I think we fundamentally agree, just different semantics. Computers increasing people's efficiency led to workload increases because people are expected to do more (as you say, cutting a business response from a week to seconds). Some jobs were/still are being outright replaced by software -- which isn't necessarily a bad thing, we just need to secure ways for people who are replaceable to still continue in society, but unfortunately that is a very optimistic take
Unfortunately, it is about personal competition.
1980s trading was carried out in a pit, trading moved into electronic, fax machines green screen computers, then moved into digital age with servers farms buying selling in milliseconds, market profits on minimal price movements frequencies.

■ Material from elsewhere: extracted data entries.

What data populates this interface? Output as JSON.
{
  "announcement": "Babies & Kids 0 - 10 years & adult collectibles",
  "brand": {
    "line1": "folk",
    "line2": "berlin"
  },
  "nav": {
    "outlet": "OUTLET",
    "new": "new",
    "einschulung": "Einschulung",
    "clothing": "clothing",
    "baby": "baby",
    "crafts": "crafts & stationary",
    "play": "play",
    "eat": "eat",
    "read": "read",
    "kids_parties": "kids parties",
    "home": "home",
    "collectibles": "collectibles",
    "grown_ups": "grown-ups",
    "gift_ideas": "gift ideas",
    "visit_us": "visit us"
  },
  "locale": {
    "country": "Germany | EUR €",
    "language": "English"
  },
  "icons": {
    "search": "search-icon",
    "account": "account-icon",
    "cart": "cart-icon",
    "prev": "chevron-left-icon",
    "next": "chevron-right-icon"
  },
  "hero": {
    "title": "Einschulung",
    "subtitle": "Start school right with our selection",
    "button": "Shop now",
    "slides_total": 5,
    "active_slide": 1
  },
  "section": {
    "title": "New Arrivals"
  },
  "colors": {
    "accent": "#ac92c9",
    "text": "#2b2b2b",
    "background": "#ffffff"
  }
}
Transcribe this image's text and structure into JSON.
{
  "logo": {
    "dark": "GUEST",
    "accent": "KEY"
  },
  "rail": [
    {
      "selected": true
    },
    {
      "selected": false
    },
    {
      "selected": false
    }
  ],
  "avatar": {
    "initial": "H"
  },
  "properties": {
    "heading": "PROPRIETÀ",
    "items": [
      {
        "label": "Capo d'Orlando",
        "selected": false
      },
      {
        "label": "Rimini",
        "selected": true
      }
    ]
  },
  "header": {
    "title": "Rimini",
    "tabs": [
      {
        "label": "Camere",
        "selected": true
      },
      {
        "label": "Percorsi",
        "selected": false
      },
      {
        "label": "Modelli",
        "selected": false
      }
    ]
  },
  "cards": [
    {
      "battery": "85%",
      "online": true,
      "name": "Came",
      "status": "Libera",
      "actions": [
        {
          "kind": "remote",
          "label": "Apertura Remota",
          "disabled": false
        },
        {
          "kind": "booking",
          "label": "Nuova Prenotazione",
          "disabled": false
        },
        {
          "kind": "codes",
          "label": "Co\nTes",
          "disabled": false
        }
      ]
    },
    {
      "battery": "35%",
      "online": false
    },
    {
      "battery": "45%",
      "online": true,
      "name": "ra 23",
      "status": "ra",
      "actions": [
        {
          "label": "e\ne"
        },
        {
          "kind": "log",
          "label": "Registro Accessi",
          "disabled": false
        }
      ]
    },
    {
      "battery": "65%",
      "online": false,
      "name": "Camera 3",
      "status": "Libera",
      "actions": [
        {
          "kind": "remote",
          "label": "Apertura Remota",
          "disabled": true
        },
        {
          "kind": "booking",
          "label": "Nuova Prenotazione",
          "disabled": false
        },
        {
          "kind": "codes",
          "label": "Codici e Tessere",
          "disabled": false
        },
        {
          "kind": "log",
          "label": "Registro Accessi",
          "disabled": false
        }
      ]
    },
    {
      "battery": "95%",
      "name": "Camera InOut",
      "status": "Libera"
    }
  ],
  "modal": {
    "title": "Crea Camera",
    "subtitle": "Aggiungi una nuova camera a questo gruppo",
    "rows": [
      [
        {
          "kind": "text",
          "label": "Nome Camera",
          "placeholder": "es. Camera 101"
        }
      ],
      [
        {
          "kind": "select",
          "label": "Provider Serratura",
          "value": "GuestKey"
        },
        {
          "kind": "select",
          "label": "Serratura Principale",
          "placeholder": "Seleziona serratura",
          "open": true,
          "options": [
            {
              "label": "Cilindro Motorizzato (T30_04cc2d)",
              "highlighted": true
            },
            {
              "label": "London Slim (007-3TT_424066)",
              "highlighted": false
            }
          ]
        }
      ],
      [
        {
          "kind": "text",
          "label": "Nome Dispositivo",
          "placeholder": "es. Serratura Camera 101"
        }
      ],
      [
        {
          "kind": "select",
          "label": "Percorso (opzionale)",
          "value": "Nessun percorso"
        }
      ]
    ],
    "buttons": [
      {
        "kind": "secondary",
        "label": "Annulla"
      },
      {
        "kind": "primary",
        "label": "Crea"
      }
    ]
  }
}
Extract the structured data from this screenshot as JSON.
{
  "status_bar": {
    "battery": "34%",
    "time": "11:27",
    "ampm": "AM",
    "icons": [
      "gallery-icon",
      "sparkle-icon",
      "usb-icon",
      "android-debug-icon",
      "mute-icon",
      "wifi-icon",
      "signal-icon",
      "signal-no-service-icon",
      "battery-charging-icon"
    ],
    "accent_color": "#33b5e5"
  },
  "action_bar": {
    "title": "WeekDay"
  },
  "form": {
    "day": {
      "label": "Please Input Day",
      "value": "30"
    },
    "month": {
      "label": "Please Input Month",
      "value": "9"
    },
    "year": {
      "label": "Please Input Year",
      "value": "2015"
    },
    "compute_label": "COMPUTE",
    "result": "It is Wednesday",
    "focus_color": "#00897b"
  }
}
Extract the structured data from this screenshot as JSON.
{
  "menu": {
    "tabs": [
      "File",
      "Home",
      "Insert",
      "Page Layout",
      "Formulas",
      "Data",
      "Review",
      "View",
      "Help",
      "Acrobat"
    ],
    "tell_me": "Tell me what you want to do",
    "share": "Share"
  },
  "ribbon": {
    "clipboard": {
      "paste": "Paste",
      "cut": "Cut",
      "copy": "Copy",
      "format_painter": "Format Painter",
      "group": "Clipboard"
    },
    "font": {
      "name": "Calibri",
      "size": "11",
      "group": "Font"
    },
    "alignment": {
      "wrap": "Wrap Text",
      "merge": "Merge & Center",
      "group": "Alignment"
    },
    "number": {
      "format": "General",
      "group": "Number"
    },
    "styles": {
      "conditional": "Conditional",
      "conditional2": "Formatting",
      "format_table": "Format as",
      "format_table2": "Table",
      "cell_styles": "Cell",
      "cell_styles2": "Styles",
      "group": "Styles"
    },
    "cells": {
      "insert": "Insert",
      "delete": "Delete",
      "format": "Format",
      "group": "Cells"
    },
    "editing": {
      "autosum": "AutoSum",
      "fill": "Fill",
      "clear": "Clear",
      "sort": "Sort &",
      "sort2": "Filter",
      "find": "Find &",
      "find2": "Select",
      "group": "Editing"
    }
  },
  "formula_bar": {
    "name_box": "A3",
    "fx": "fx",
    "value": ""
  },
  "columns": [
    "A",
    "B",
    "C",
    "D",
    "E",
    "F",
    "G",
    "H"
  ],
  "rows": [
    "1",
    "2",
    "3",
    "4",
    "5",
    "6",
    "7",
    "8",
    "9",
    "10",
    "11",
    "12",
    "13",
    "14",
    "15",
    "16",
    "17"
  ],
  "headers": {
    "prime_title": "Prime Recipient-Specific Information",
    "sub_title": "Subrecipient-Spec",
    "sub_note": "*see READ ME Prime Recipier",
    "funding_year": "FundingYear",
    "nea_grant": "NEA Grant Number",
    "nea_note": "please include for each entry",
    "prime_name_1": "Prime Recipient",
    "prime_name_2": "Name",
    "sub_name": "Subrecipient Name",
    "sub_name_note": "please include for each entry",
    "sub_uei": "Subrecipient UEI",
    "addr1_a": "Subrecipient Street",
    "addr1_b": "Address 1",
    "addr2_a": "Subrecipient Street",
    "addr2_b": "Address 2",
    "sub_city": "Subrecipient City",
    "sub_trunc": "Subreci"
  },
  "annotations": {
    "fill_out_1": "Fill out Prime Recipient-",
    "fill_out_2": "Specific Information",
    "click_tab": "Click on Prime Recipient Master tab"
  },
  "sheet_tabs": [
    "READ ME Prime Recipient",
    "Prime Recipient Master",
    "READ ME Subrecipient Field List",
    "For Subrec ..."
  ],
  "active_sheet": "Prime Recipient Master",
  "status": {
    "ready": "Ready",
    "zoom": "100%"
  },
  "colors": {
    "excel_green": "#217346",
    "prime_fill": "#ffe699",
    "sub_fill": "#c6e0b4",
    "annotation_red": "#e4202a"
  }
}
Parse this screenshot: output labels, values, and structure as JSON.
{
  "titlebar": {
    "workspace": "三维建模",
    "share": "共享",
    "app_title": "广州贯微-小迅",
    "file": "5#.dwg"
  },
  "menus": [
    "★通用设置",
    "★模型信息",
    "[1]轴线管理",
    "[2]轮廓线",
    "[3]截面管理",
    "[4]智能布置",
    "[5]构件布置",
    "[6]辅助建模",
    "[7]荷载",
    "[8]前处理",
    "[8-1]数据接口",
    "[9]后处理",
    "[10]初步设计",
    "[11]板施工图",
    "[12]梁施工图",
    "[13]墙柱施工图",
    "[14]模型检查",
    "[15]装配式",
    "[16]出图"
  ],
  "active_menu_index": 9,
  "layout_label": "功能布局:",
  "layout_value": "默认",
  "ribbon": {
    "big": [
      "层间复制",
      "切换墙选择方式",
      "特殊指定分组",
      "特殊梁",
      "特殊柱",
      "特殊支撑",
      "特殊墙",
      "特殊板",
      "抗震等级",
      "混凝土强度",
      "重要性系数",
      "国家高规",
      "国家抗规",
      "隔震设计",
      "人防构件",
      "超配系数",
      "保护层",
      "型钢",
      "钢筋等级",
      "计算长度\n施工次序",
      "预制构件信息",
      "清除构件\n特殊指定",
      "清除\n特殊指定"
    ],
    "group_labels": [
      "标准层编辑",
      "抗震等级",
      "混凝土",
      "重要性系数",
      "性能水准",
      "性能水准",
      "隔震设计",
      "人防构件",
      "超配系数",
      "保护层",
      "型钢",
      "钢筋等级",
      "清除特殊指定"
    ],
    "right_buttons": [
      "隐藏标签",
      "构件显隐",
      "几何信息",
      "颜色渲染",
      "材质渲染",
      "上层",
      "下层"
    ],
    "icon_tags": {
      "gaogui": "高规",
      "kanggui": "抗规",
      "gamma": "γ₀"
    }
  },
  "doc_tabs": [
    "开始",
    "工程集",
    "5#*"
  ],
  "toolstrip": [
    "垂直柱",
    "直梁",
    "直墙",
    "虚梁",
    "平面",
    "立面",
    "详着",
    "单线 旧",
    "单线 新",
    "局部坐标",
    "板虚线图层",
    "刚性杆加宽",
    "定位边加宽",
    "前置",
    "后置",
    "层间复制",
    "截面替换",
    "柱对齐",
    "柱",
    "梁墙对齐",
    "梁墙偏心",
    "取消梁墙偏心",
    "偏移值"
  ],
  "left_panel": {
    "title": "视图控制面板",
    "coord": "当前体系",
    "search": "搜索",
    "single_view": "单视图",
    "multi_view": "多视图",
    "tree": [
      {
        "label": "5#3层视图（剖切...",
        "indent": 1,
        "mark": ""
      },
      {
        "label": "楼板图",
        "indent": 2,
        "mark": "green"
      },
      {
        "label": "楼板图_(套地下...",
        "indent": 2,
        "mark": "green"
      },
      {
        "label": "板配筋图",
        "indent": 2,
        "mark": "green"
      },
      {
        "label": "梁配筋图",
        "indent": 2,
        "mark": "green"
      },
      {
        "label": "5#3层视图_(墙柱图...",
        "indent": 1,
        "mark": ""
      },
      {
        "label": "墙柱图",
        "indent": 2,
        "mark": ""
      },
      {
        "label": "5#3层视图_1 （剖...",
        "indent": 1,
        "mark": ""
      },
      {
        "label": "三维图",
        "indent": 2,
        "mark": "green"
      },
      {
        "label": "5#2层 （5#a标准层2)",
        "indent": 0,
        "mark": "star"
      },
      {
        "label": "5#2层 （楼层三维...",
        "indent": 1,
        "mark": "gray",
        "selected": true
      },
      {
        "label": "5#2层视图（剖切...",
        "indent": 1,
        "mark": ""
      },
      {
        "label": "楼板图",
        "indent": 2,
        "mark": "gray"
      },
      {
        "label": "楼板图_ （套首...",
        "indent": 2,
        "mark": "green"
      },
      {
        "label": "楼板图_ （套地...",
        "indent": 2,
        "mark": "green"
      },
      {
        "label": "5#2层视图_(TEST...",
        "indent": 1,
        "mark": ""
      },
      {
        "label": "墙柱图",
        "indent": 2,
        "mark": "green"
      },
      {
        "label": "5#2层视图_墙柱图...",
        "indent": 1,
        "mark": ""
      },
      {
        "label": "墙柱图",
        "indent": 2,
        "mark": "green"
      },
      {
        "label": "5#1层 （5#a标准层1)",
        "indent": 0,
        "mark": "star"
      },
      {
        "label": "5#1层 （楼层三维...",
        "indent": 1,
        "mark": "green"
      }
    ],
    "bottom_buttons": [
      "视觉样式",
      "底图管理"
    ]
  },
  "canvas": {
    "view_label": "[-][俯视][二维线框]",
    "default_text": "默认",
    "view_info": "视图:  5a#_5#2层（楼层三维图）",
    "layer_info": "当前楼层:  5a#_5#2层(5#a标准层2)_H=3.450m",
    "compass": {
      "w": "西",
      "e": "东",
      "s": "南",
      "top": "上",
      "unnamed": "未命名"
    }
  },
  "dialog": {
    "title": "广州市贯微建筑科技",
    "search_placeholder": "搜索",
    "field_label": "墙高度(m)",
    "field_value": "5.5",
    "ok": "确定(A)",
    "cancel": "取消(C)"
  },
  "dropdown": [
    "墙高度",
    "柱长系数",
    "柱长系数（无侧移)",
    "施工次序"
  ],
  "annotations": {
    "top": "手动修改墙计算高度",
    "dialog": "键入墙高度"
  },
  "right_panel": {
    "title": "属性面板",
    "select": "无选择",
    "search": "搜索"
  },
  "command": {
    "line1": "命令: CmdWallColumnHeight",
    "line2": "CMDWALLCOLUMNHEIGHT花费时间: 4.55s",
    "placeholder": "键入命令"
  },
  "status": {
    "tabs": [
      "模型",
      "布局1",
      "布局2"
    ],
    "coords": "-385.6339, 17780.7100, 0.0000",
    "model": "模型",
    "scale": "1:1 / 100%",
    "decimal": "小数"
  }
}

Tie this in with information speed and having better knowledge than the next investor, would increase the probability of having better profits and possibly reduce the risks of risker investments that would have a higher payoff from a risk free rate less say.
This is one reason why we are having so many market crashes or mini crashes.
Look at the jobs, quant guys were hot property 2000s. Later you need quant and programming now it has moving to A.I.
A person with a Msc in finance or MSc financial engineering combined with a MSc in data science which contains A.I
From top 10 global university.
Can command 200k to 500k wage in the US at the moment. Even in China they are pay huge wages for that combination. Now you look at the UK the money is just pocket change compared to those countries.